The debt that would be used to finance the acquisition would likely be secured against HP's free cash flow, an analysis of Xerox's offer published by Bloomberg has found.
HP partners who have spoken with CRN have sharply criticised Xerox's proposed deal, raising issues ranging from Xerox's inexperience in the PC market to differences in the two companies' channel approaches.
In its letter Sunday, HP's board said it believes "it is important to emphasize that we are not dependent on a Xerox combination."
"We have great confidence in our strategy and the numerous opportunities available to HP to drive sustainable long-term value, including the deployment of our strong balance sheet for increased share repurchases of our significantly undervalued stock and for value-creating [mergers and acquisitions]," HP's board said in the letter.
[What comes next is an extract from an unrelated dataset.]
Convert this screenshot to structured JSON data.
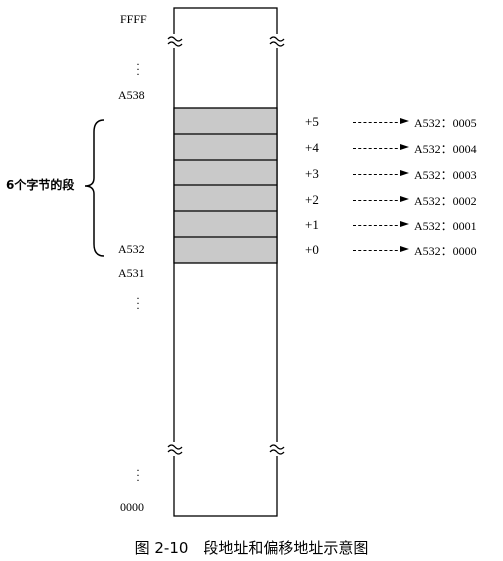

HP's board added that it remains "prepared to study the potential value of a combination and to work quickly to learn more about your business trajectory."
However, "there are significant concerns about both the near-term health and long-term viability of your business that have a significant impact on Xerox’s value," HP's board said. "The question of whether there is a path to turn around your business is a threshold issue."
Specific concerns cited by HP's board include Xerox's recent track record of missing consensus revenue estimates in four of the company's latest five quarters, along with a drop in revenue to US$9.2 billion from US$10.2 billion on a trailing 12-month basis since June 2018.
Additionally, "given how much of your business is based on contractual revenue, we are concerned about the decline in customer Total Contract Value (TCV) in excess of revenue declines, which suggests your revenues may decline even faster in future years," HP's board said in the letter.